As lindas paisagens e naturezas do Douro que apresento, maravilham-nos; o microclima existente é propício a uma diversificada flora de cariz mediterrânico. As plantas encontradas a par do adiantamento da maturação dos frutos, a contrastar com zonas geográficas vizinhas, seduz-nos a visitas frequentes a este espaço privilegiado, deixando-nos fascinados.

Porém quem lá vive e coabita no dia a dia com a imensidão das "paisagens paradisíacas" envolventes, não se apercebe do encanto e admira-se de tanta visita turística, que mais parece uma peregrinação a um Templo Religioso

Aquelas lindas plantações de flores espalhadas por toda a marginal do Douro, coabitando com as elevadas temperaturas de Verão ou os frios de Inverno, apresentam sinais de robustez e saúde. Se trouxermos algum exemplar para nossa casa, propiciando as melhores condições de temperatura humidade e nutrição, a planta pode tornar-se mais pálida com perca da vitalidade, porquê?

É que o bem estar do ser humano, e neste caso a flora indígena, sobressai quando coabita e prolifera no seu habitat natural.

O encanto para nós (vizinhos do Douro e turistas), do património paisagístico local, (e daí a exclamação dos seus habitantes), vem do facto de não nos pertencer, e sobretudo de ser diferente das nossas terras.

O encanto alivia-nos da rotina do dia a dia. Estando na nossa posse e no nosso visual diário pode perder o interesse.

Amar o nosso mudo é o que referi: ficar ao lado mas sem estar sempre no mesmo local: é viver. A vida é isto.

É verdade, o bem estar da vida, é sentir-mos o encanto do dia a dia, e que o vamos descobrindo, não a retendo e sem lamentações de tempos passados.É verdade, viver é ser-mos desinteressados pelo materialismo, o desempenho de desprendimento. É o bem estar propiciado em deixar que o tempo leve o que lhe pertence, ficando só o importante para continuar a viver.

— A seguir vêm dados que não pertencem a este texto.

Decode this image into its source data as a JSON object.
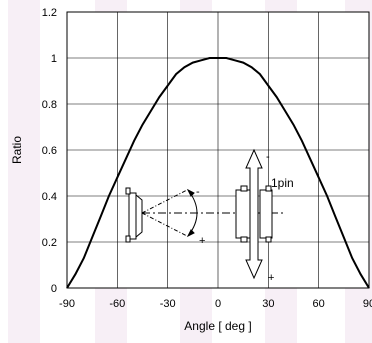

Tudo na vida tem o seu encanto, mesmo o próprio recordar é viver. O passado, é a nossa grande escola. Insucessos e desilusões, fazem parte da nossa maturação.

O que é importante é saber afastarmo-nos dos obstáculos de passagem. A vida deve seguir duma forma natural, pois, além de não haver tristeza permanente, também não existe alegria constante. Estes sentimentos coexistem nas nossas vidas, e temos de possuir estrutura para os controlar. Assim sendo conseguimos tolerá-los, e temos então capacidade em sobreviver.

Afinal existem maravilhas no nosso dia a dia, mas apenas são momentos e mais momentos ao longo do percurso diário, e constantes. Aquelas plantas que vejo no Douro, onde vou de quando em quando para as fotografar e apreciar o seu ciclo, não caio na tentação de trazer alguma para casa. Além de as afastar do seu habitat, fragilizando-a, também o porquê do grande encanto nelas, é porque sei que a sua sobrevivência é incompatível no meu meio, logo não poderei ter posse dela. A paisagem mediterrânica do Douro só tem encanto porque não a possuo e lá não vivo.

O encanto da vida está nos vários momentos que se vão sucedendo ao longo do dia, e é quanto basta, para que, ao desejar ver as plantas e paisagens do Douro, é só uma questão de determinar momentos dum dia à escolha e lá voltar.